A mechanical equipment fault diagnosis method based on online learning of fault mechanism and statistical model belongs to the field of mechanical equipment fault diagnosis. The specific steps are: (1) construct a health data generation model based on working condition characteristics and real-time status monitoring data; The fault mechanism and health data generation model are used to build a diagnostic model; (3) to identify the possible fault types of equipment; (4) to determine the probability of various types of equipment failures. This method combines the equipment failure mechanism with real-time operation data to construct a failure diagnosis model for a specific piece of equipment, which effectively solves the problems of insufficient model learning failure case data and poor model generalization ability in existing methods.

Description

technical field [0001] This patent belongs to the field of mechanical equipment fault diagnosis and relates to a mechanical equipment fault diagnosis method based on online learning of equipment fault mechanism and generative statistical model.
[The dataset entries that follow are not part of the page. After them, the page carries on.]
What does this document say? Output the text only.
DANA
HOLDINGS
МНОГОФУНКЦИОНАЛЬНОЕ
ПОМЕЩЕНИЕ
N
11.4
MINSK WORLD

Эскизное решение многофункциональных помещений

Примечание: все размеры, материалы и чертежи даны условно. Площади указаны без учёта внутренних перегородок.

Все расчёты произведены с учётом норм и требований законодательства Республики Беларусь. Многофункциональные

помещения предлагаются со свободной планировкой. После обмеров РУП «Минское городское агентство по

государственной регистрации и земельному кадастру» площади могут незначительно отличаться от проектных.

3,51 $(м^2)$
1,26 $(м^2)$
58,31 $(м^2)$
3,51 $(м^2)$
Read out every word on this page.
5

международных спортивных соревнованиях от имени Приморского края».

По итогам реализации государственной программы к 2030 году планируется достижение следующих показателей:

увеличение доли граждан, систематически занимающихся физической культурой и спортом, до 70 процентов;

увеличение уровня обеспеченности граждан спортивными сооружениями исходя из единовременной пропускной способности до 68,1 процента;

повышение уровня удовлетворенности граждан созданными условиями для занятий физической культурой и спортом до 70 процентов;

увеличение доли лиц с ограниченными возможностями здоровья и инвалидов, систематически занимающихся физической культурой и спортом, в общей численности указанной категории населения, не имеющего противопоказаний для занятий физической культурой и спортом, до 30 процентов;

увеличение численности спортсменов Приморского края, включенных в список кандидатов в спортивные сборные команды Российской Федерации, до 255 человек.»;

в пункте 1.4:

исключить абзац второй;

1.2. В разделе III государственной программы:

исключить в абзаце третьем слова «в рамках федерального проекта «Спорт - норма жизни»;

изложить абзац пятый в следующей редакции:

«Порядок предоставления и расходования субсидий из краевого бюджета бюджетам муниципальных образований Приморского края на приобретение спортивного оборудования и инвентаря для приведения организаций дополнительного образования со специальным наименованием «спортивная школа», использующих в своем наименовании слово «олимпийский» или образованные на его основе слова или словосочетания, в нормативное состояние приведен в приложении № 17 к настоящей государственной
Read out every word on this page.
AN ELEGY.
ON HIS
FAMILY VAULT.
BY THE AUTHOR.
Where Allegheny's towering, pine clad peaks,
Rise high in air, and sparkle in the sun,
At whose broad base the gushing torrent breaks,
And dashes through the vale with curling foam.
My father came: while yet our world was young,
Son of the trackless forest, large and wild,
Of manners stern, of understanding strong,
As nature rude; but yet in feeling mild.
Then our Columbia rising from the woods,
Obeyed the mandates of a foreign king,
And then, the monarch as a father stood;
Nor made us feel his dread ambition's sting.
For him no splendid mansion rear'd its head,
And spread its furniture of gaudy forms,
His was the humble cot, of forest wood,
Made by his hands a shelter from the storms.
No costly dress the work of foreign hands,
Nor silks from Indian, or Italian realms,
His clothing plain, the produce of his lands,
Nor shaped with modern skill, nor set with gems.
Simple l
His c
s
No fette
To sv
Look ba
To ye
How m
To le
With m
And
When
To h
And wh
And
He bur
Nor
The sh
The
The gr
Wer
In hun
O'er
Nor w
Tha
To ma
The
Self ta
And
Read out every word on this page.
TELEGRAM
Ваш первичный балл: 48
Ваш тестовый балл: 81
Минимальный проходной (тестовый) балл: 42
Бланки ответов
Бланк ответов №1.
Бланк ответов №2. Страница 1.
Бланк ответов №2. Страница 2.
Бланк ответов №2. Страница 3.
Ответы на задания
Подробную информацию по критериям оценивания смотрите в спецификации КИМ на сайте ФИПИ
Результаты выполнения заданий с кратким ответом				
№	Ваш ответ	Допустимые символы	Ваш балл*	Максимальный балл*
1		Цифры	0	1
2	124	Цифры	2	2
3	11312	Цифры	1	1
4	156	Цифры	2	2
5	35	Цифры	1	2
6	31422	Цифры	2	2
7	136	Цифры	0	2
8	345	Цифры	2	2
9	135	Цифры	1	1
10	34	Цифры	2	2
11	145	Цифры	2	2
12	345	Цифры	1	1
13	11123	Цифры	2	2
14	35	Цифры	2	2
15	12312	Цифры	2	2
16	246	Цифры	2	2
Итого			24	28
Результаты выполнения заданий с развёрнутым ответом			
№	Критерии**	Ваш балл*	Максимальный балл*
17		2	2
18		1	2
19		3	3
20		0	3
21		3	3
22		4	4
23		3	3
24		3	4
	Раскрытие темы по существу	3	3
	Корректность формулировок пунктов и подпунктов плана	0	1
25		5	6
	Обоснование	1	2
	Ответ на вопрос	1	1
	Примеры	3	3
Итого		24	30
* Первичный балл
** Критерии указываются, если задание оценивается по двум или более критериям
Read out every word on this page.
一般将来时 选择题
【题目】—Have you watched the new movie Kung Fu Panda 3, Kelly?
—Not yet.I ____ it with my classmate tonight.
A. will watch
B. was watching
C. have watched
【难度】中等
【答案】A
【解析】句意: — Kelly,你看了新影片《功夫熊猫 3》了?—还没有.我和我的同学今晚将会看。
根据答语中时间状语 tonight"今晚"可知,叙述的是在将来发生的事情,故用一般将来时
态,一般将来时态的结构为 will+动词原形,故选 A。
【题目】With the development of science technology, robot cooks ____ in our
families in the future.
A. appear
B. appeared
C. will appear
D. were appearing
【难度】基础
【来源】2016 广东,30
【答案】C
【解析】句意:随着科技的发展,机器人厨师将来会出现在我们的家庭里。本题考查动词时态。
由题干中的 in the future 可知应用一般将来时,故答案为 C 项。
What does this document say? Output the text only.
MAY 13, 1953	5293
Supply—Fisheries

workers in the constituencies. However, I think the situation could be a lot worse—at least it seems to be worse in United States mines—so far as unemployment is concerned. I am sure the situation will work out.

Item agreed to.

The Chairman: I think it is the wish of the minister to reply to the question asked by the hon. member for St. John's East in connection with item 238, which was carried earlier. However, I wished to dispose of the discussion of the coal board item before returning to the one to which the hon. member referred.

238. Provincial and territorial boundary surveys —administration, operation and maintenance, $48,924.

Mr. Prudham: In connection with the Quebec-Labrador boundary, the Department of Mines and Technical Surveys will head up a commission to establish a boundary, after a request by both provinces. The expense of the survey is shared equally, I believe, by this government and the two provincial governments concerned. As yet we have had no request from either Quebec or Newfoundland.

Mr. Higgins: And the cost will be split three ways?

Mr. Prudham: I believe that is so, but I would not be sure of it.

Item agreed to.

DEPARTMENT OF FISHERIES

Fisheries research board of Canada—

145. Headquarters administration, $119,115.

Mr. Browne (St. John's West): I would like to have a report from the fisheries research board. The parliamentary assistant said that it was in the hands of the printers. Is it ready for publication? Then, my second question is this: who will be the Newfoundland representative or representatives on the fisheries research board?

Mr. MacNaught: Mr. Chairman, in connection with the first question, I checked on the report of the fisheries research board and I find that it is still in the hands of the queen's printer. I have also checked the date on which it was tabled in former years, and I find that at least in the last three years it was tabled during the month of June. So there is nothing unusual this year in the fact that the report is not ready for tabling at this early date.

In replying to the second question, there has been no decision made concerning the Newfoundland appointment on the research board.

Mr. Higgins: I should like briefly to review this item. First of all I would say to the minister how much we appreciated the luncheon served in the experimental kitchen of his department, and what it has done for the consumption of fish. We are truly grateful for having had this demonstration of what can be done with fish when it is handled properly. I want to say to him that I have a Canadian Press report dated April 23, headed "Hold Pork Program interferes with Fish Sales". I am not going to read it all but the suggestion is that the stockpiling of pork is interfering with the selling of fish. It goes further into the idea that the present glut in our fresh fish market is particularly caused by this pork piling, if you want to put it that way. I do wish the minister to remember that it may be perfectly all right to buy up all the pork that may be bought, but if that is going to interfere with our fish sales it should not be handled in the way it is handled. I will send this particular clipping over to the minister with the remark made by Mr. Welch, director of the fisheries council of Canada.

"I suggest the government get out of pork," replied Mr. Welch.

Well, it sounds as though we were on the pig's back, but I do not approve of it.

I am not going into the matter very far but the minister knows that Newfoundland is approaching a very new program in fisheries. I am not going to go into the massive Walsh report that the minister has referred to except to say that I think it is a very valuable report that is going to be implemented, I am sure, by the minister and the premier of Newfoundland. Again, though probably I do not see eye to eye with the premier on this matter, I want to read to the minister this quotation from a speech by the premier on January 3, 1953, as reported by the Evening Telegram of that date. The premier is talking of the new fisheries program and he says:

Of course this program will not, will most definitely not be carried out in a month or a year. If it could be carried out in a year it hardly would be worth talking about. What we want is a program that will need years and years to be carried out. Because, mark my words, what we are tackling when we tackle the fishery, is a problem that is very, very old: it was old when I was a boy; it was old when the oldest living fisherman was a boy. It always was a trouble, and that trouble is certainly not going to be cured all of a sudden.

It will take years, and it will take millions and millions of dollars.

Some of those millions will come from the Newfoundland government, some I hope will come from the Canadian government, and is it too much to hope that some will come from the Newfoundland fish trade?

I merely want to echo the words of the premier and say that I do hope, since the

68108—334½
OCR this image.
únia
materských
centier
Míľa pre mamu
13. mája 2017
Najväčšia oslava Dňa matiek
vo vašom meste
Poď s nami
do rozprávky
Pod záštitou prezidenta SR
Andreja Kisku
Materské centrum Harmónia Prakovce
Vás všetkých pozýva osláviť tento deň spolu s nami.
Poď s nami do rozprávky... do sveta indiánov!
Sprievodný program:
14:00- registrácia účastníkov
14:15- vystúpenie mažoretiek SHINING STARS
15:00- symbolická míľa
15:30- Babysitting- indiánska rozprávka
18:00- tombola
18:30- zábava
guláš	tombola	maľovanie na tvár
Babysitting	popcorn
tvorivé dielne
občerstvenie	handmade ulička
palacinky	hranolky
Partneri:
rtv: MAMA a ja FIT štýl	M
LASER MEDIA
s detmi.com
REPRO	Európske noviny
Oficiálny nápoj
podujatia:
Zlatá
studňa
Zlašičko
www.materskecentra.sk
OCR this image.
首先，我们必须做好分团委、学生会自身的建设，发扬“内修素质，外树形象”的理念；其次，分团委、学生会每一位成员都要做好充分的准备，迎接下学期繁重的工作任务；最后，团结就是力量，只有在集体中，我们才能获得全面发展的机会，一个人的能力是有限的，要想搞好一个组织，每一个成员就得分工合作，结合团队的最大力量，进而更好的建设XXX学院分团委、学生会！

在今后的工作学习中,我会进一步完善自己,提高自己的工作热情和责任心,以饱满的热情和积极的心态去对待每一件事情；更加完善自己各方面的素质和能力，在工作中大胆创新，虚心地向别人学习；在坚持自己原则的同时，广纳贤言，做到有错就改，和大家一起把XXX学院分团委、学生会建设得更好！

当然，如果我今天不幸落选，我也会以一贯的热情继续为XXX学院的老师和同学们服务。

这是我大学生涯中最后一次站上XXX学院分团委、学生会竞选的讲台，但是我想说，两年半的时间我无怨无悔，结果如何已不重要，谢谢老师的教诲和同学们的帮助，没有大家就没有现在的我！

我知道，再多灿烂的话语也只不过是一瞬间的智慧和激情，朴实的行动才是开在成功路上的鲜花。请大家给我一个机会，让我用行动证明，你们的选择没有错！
Background technique [0002] After long-term development of mechanical equipment fault diagnosis, some progress has been made in the identification of equipment status. It has realized the distinction between the healthy state and the fault state of mechanical equipment, but there are still difficulties in the identification of fault types. The mathematical essence of fault identification is the problem of pattern classification, and its development mainly includes two stages: the stage of traditional diagnosis technology based on signal processing technology and the stage of intelligent diagnosis technology with artificial intelligence technology such as expert system and neural network as the core. At present, traditional diagnosti...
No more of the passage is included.